U.S. in
Criminal Inquiry on Metabolife Product
By PHILIP
J. HILTS
he
Justice Department said yesterday that it was conducting a criminal
investigation into Metabolife International, a leading manufacturer
of the herbal stimulant ephedra, to determine whether executives
lied about what they knew about the safety of the substance.
Lester M. Crawford, the deputy commissioner of the Food and Drug
Administration, said in a statement yesterday that the agency had
asked the Justice Department to pursue the investigation because
after years of seeking company reports on consumer complaints, "we
are greatly disturbed that Metabolife has repeatedly refused to
cooperate with the F.D.A." The Justice Department confirmed that
there is an investigation into the company, whose main ephedra
product is Metabolife 356.
In 1998, the president of the company at the time, Michael Ellis,
said in a statement to the F.D.A. that the company had "never
received one notice from a consumer that any serious adverse health
event has occurred because of the ingestion of Metabolife 356."
A company spokeswoman, Jan Strode, said yesterday that "Michael
Ellis has not made any false statements to the F.D.A."
But court records from lawsuits have since shown that the company
received many reports of bad reactions to the product, according to
Eugene Thirolf, a Justice Department lawyer. He said in a letter to
the F.D.A. that staff members at the department were ready to try to
obtain those records and pursue an investigation of the company.
In a surprise move, Metabolife, a closely held company based in
San Diego, said yesterday that it would release its record of
consumer complaints about the product.
The company said that it had about 13,000 complaints, including
some dated before Mr. Ellis's statement. About 80 mentioned serious
injury or death, and 100 to 200 involved hospitalization, the
company said. Mr. Crawford of the F.D.A. said that "given their long
history of being uncooperative, we view their offer to make these
reports available now to be disingenuous."
But company officials said that just the reporting of an injury
or death did not mean that the product was the cause of the problem,
and so the company maintains that it was and is truthful to say that
ephedra has not been shown to cause adverse health effects.
"The F.D.A. has a right to ask for an investigation, but we are
confident that there is no wrongdoing here," said Lanny Davis, a
lawyer for Metabolife, according to Bloomberg News. "We are being
totally transparent."
In a statement, Metabolife also said that it wanted the
supplement industry to submit to mandatory reporting of adverse
effects from herbal products, and it asked that the F.D.A. be given
the power to carry that out.
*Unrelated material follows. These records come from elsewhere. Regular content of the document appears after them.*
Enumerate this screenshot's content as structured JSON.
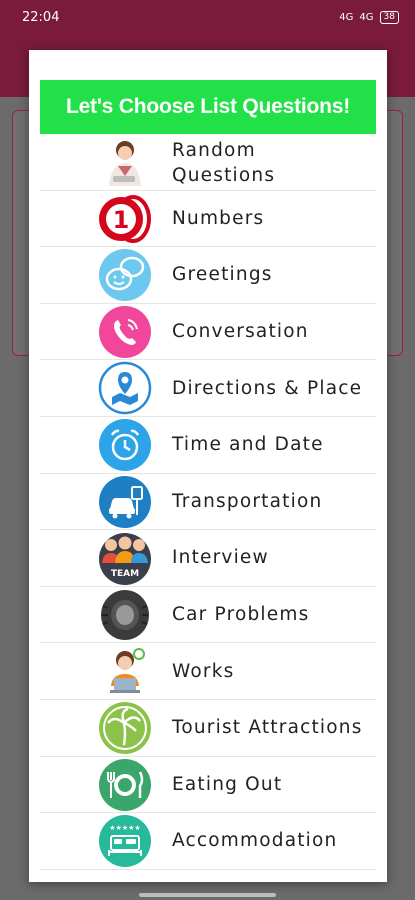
{
  "status": {
    "time": "22:04",
    "signal1": "4G",
    "signal2": "4G",
    "battery": "38"
  },
  "dialog": {
    "title": "Let's Choose List Questions!",
    "items": [
      {
        "label_line1": "Random",
        "label_line2": "Questions",
        "icon": "woman-avatar-icon"
      },
      {
        "label": "Numbers",
        "icon": "number-one-icon"
      },
      {
        "label": "Greetings",
        "icon": "chat-bubbles-icon"
      },
      {
        "label": "Conversation",
        "icon": "phone-icon"
      },
      {
        "label": "Directions & Place",
        "icon": "map-pin-icon"
      },
      {
        "label": "Time and Date",
        "icon": "alarm-clock-icon"
      },
      {
        "label": "Transportation",
        "icon": "car-parking-icon"
      },
      {
        "label": "Interview",
        "icon": "team-icon",
        "icon_text": "TEAM"
      },
      {
        "label": "Car Problems",
        "icon": "tire-icon"
      },
      {
        "label": "Works",
        "icon": "worker-laptop-icon"
      },
      {
        "label": "Tourist Attractions",
        "icon": "palm-icon"
      },
      {
        "label": "Eating Out",
        "icon": "plate-cutlery-icon"
      },
      {
        "label": "Accommodation",
        "icon": "bed-icon"
      }
    ]
  },
  "colors": {
    "appbar": "#7a1b3c",
    "banner": "#22e047"
  }
}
The company also offered to finance a
campaign to warn consumers of the dangers of the "abuses of ephedra
products."
Ephedra is an amphetamine-like stimulant that is widely used for
weight loss and, more recently, to enhance the performance of
athletes.
Mark Blumenthal of the American Botanical Council, a nonprofit
group that monitors herbal supplements, said that figures showed a
very large increase in the use of ephedra since herbal supplements
were deregulated in 1994, from about 425 million "servings," or
doses, sold in 1995 to 3 billion sold in 1999.
Under law, the F.D.A. cannot check the safety or effectiveness of
herbal products and may not require herbal makers to disclose health
hazards they find.
The Public Citizen Health Research Group has petitioned the F.D.A.
to try to pull ephedra off the market. The director of the group,
Dr. Sidney M. Wolfe, said yesterday that "ephedra causes more deaths
and injuries by itself than all the other herbals put together, and
it is time to get it off the market."
The number of deaths and injuries from the substance is not
known. More than 100 deaths have been reported over the last decade,
Dr. Wolfe said. But it is unclear whether they could be attributed
to use of the product or to some other condition in the patients at
the same time.
The F.D.A. has struggled with herbal manufacturers over ephedra
since deregulation. The F.D.A. has tried to collect data on the
number of deaths and injuries attributed to the product. But the
agency does not have a system to do anything other than receive
reports from patients and doctors, and manufacturers have not
cooperated with the agency.
The F.D.A.'s attempts to collect the data have been criticized by
the General Accounting Office and the herbal industry as incomplete
and therefore not a sufficient basis to say how many injuries had
been caused and what kind of regulation was needed.